The only positive spin to put on the report is the relatively low total now needed weekly to reach USDA’s forecast, which is down to 16.6 million bushels thanks to record levels of unshipped sales headed into the second half of the marketing year, Knorr adds.
Soybean exports notched 11.4 million bushels of old crop sales, plus another 2.6 million bushels in new crop sales, for a total of 14.1 million bushels for the week ending February 28. That was sharply below the prior week’s tally of 80.7 million bushels and fell below trade estimates of 32.2 million bushels. Soybean export shipments reached 36.1 million bushels last week, which stayed above the weekly rate needed to match USDA forecasts, now at 34.6 million bushels.
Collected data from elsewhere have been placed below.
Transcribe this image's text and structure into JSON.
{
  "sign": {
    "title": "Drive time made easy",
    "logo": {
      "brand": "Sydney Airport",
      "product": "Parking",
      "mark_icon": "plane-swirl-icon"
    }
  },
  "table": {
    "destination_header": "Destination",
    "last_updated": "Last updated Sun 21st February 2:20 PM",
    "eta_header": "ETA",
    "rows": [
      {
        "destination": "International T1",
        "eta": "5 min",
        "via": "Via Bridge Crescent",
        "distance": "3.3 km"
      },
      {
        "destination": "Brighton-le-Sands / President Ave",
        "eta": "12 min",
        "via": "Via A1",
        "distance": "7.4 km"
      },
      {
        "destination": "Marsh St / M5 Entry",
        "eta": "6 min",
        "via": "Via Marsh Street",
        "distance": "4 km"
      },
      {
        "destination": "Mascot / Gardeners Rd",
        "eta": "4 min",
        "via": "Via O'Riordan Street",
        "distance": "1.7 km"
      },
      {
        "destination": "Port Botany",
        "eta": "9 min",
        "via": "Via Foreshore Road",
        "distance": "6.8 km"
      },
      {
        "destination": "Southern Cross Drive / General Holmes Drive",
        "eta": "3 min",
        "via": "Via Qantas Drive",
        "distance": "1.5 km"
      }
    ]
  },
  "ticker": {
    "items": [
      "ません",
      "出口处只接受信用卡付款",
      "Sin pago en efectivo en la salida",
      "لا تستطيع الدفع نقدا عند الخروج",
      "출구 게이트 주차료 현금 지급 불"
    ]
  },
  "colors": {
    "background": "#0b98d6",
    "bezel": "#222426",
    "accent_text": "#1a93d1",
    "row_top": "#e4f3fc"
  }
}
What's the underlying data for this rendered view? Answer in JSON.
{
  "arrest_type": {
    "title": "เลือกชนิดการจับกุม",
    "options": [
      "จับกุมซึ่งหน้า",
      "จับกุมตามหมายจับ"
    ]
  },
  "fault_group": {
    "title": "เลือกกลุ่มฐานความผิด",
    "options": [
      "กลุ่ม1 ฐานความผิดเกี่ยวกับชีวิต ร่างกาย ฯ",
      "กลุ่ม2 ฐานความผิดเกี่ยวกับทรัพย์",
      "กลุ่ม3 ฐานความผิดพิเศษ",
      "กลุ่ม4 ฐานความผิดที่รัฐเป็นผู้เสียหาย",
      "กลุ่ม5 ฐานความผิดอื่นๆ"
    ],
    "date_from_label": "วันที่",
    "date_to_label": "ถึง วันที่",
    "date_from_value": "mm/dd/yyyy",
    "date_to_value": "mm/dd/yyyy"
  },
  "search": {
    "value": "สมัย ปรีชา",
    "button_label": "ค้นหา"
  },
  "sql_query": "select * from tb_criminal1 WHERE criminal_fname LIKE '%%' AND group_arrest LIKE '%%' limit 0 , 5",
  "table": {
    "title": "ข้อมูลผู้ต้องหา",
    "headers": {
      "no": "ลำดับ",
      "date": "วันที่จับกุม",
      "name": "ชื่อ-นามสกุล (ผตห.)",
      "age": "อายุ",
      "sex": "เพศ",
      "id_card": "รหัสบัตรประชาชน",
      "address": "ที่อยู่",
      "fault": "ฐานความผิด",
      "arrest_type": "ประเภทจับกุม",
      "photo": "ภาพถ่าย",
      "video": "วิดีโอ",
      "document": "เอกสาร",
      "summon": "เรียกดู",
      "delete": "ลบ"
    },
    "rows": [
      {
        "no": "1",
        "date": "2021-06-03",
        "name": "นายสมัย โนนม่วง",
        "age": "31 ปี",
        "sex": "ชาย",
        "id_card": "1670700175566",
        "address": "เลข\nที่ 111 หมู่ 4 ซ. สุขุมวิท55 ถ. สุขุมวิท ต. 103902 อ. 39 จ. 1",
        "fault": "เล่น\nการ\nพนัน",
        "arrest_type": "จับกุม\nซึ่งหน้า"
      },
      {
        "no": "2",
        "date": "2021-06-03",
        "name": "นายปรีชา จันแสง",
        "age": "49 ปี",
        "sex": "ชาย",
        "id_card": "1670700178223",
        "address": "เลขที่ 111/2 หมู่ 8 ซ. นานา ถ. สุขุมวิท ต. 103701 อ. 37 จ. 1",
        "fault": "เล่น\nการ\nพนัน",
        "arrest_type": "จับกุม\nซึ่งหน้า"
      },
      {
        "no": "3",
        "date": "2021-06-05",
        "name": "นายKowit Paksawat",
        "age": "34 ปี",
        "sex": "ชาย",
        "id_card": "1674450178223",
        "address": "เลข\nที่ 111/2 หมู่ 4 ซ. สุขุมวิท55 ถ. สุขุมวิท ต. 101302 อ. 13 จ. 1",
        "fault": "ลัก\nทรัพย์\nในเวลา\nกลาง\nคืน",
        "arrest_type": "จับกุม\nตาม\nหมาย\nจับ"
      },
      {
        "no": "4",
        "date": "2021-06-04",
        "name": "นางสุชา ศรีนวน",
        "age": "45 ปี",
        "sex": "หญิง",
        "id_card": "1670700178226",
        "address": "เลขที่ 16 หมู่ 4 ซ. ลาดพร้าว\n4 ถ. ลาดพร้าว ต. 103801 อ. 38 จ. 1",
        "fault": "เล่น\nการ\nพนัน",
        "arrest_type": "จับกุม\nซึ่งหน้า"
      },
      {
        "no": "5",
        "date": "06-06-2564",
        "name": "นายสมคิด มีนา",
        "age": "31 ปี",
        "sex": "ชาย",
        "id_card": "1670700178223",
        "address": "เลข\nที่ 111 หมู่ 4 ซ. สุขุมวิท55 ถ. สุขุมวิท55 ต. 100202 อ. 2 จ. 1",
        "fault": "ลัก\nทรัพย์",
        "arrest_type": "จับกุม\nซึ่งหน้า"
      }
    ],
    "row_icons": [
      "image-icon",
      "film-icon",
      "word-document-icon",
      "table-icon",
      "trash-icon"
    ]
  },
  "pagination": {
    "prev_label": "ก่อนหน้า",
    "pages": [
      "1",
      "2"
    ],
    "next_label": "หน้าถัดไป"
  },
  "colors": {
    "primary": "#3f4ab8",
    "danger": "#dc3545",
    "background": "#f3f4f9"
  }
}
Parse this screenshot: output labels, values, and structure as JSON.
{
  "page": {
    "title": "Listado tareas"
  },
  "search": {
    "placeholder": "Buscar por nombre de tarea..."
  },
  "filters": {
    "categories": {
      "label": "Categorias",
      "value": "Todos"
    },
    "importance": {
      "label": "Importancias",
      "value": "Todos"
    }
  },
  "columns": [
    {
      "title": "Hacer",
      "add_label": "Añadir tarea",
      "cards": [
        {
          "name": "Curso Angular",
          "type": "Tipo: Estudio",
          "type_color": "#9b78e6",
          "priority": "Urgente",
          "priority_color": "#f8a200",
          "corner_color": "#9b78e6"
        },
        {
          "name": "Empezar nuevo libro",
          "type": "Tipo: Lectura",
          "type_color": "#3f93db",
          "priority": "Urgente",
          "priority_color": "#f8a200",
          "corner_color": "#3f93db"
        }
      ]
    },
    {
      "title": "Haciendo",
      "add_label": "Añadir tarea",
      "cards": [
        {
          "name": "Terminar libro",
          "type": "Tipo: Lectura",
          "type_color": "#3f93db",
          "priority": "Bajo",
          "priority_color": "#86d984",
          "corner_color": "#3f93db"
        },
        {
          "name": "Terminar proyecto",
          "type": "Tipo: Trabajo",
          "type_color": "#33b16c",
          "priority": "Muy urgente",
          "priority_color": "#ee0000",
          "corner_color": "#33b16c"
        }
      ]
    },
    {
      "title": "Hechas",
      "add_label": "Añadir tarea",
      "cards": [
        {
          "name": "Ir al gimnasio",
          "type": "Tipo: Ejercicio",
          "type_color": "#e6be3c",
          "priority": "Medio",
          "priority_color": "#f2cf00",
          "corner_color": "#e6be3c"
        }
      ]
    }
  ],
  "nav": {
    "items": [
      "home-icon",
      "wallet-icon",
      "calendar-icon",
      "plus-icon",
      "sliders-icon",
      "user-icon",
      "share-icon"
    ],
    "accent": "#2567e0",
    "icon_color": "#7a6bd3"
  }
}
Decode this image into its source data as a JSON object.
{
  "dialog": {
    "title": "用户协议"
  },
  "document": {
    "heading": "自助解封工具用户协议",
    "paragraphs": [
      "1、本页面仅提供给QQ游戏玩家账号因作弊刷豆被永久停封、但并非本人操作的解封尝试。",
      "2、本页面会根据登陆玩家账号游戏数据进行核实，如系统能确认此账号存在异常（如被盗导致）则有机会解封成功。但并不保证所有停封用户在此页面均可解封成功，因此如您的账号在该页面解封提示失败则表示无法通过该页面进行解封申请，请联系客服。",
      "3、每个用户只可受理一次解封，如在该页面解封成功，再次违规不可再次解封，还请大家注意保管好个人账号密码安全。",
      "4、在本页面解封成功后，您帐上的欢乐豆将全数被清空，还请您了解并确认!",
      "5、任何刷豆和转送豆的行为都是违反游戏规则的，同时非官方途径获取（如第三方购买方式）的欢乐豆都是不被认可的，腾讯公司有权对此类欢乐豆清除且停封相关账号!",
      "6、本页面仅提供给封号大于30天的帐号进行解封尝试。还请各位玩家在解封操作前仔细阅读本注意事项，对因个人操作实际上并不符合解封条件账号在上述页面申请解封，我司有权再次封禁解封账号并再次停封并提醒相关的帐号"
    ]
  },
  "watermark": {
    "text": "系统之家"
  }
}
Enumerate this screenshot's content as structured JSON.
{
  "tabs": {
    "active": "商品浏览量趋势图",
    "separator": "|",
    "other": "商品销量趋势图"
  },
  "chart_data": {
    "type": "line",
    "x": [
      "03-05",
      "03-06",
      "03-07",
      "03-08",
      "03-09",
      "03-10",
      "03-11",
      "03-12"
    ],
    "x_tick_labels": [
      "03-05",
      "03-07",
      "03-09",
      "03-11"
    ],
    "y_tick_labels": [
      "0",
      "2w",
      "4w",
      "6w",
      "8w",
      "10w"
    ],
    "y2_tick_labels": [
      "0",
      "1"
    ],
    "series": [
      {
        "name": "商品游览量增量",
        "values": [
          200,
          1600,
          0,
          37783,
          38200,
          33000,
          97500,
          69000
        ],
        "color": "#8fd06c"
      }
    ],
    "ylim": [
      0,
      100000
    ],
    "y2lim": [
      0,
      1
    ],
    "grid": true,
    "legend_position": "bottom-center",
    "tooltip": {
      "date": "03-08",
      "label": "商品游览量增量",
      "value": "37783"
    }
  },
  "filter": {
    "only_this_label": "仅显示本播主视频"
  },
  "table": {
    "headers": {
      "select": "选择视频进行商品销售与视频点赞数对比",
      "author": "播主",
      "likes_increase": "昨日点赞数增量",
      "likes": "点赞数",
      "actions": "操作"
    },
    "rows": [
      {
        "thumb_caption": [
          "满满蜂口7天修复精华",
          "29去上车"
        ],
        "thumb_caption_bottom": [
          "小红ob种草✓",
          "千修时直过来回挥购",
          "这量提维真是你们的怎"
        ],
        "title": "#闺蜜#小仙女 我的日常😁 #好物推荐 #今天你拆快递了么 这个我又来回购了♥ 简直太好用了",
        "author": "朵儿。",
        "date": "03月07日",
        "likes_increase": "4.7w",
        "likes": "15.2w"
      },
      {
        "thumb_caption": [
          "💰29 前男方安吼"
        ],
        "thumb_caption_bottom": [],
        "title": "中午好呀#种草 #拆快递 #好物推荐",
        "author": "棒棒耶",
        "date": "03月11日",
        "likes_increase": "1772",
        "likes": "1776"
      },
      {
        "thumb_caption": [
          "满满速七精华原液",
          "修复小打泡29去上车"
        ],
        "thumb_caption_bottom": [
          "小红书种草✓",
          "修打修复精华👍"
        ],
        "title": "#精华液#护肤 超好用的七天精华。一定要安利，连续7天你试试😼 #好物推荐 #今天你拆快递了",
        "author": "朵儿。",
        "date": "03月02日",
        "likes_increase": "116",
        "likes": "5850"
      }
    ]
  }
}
For the 2018/19 marketing year, which began September 1, China leads all destinations for U.S. soybean export commitments, accounting for 24% of the total pie. Other leading destinations include the European Union (16%), Mexico (12%), unknown destinations (6%) and Egypt (5%).
Corn export sales fared somewhat better, with 38.2 million bushels of old crop sales and another 11.1 million bushels of new crop sales for a total of 49.2 million bushels. That slightly bested the prior week’s total of 48.8 million bushels and trade estimates of 43.3 million bushels. The weekly rate needed to meet USDA forecasts moved lower, to 32.9 million bushels. Export shipments of 29.3 million bushels failed to keep pace with the rate needed to match USDA forecasts, now at 54.5 million bushels.
Mexico tops all destinations for corn export commitments this marketing year, accounting for 33% of the total. Other leading destinations include Japan (21%), Colombia (8%), South Korea (8%) and Peru (5%).
Wheat export sales gained some momentum last week after tallying 22.8 million bushels in old crop sales and another 7.5 million bushels in new crop sales for a total of 20.4 million bushels. That’s well above the prior week’s total of 17.5 million bushels and more than doubled trade estimates of 14.7 million bushels. The weekly rate needed to match USDA forecasts moved lower, to 12.8 million bushels. But export shipments of 22.9 million bushels failed to match USDA forecast of 30.7 million bushels.
For the 2018/19 marketing year, which wraps up in a few months, the Philippines are the No. 1 destination for U.S. wheat export commitments, with 13% of the total. Other diverse leading destinations include Mexico (12%), Japan (11%), South Korea (7%) and Nigeria (6%).